Emails, IMs, notifications, meetings, you name it. Epic creativity does not flow from this. So marketing and advertising must do more to allow creatives and copywriters to have blocks of uninterrupted time to make their music.

Get Marketers and Creatives Out of Their Silos

Many agencies and marketing departments today are run like factories for creative assets, with each worker focused on only a small part of the process, doing the same repetitive task over and over again. This is a recipe for iteration, not disruption.

Disruption happens when your mind is exposed to new and different things, and different types of people. The best creatives are intensely curious and always learning new things.

Marketing and advertising leaders should be doing more to make sure everyone has time and incentive to do this, because it'll improve the quality of work.

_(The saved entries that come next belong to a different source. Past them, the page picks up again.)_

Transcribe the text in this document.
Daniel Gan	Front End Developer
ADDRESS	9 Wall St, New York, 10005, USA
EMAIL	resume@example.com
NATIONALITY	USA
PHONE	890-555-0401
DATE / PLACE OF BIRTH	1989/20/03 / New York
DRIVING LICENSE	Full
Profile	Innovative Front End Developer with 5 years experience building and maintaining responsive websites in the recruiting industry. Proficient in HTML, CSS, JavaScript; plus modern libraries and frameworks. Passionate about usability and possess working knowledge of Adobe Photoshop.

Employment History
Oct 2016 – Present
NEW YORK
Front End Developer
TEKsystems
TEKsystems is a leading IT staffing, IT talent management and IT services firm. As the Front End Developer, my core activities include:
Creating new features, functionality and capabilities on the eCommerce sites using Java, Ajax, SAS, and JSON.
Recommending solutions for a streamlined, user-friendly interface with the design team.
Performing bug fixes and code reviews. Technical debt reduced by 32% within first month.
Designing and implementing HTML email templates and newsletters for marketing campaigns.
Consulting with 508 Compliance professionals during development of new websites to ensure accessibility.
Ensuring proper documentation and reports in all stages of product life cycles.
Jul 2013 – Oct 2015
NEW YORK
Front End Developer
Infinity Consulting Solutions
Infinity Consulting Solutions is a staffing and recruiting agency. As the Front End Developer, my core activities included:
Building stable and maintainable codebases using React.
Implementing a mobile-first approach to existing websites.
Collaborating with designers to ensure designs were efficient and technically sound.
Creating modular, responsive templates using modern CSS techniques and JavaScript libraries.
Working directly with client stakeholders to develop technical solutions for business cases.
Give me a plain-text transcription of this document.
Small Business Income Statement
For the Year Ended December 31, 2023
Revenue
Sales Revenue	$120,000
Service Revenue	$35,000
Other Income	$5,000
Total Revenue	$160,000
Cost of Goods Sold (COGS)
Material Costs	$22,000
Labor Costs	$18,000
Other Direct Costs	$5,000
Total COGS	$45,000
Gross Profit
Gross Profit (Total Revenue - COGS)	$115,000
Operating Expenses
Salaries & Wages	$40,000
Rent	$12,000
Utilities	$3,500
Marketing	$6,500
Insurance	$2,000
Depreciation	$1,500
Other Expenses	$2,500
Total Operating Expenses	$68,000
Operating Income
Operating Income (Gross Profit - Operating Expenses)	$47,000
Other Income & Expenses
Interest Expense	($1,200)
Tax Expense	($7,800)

Creative outputs require creative inputs.

Get Approvers Out of Their Comfort Zone

Whether you're client-side, agency, or freelance, it's very easy to simply give the final approvers of your assets exactly what they expect, are used to, or are comfortable with.

Because a swift approval process means less stress for you, and often more money. But this encourages incrementalism, or worse, stagnation.

Disruption isn't about doing what's expected. It's about doing the opposite.

True creativity often makes people skittish or uncomfortable when they first see it, especially in the business world. But that's okay. Discomfort is all part of the process of changing the world. We have to accept that and be willing to offer and defend ideas that seem crazy.

True creativity requires an artist's ability to make WTF connections and other leaps in logic. And if you're not at least a little bit crazy, you're not creative.

Be Willing to Fail

The flipside of creative disruption is sometimes it fails. In fact, it fails quite a bit. Like in baseball, if you want to hit home runs, you must take big swings, which sometimes you miss.

Agencies must do more to educate and prepare clients for this. And they must do more to make their employees comfortable with the fact that they'll strike out sometimes, and that's okay.

Major league baseball has accepted this. Now advertising and marketing must.

Because a homerun piece of creativity can change the world. It can change the fortunes of your business. And bring fortunes to your business.

What would Apple be today if the "1984" ad had never happened? Or if the iPhone turned out to be merely a larger version of the iPod that made phone calls?

But it did with the former, and didn't with the latter, and the rest is history.

And if you miss? Well, a creative miss won't change the world. But it still might convert at 8%.